There's been an explosion of so-called "tangible interfaces"
for music: the basic scenario is, there's a table, possibly with
projections, and little blocks or objects or projected thingies you can
play around with and move to produce sound.


(Tangible = something physical you can move or touch, as opposed to an
interface that's intangible, like the filter routing in Apple Logic's Ultrabeat, which was designed by aliens who would rather use mental telepathy for control.)

Lately, there have been nearly weekly introductions of slight
variations on this theme, so many that if you've been reading
interactive tech blog near near future, you can't tell your audiopad from your reacTable from your audiocube from your audiocubes. (Yes, those last two are different.) Even Yamaha and Fisher-Price have gotten in on the action.

Martin Kaltenbrunner has heard your cries of anguish and created a huge list of tangible interfaces / music tables,
complete with links to creators, project sites, and publications.
(Don't tell your thesis advisor, interactive technology MFA candidates
— just say you did this research during hundreds of hours at the
library.) Some links are out of date, but it's still quite useful. (via networked_performance)

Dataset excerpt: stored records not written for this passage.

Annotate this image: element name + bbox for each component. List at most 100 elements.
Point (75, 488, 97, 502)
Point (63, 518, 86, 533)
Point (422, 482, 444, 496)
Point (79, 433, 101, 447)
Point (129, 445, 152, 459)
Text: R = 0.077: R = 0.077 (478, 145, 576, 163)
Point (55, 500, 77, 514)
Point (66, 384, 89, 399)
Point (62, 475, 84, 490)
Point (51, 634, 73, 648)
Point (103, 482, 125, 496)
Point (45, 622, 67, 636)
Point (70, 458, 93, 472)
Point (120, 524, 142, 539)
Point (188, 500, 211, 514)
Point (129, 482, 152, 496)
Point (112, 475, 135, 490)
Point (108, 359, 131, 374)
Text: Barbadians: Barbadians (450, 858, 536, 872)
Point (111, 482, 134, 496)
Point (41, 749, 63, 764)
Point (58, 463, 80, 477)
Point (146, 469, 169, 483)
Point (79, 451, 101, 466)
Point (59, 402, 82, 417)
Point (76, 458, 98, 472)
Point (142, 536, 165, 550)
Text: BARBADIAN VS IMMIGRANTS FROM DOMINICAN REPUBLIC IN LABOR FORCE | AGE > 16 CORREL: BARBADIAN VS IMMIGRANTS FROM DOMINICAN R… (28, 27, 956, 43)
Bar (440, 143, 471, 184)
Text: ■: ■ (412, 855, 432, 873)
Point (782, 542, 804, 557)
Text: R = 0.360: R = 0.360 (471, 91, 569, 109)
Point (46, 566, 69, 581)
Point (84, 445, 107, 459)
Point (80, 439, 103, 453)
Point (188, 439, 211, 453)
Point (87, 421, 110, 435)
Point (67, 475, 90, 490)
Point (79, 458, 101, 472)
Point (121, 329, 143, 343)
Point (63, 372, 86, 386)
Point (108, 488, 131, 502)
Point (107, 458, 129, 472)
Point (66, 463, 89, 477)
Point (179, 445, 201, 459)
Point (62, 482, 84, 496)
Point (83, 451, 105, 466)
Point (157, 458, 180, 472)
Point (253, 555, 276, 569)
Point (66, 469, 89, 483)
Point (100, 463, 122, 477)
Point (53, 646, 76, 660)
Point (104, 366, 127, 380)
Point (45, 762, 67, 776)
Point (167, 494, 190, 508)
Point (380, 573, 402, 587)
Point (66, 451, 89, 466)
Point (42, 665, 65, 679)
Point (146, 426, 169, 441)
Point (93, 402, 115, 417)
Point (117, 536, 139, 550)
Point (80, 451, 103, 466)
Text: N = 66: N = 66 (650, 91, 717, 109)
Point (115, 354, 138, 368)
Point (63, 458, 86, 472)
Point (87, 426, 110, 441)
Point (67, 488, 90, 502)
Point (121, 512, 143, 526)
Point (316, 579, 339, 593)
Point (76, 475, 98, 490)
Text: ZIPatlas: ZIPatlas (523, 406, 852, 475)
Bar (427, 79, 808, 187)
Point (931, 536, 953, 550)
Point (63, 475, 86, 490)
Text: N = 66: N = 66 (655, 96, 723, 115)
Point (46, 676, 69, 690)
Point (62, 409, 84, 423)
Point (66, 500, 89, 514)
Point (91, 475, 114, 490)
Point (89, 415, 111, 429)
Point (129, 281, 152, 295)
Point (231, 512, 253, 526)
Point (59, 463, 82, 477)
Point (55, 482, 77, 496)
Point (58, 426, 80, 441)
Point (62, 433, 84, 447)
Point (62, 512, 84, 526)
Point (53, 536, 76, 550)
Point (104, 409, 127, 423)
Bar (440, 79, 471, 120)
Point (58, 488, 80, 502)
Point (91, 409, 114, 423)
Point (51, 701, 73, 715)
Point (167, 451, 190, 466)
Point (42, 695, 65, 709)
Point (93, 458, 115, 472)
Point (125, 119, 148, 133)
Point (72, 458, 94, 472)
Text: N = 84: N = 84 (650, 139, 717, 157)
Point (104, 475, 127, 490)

Oh yeah, make that tables and one sonic banana
— is Martin hedging his bets in case this ridiculous cube phase comes
to an end and people realize that what they really want to make music
is segments of rubber hose? (Me, I think musical stress balls are the real instrument of the future.)

Still not satisfied? Head to Vancouver for an international conference dedicated to new musical interfaces, take pictures, and let us know what you see!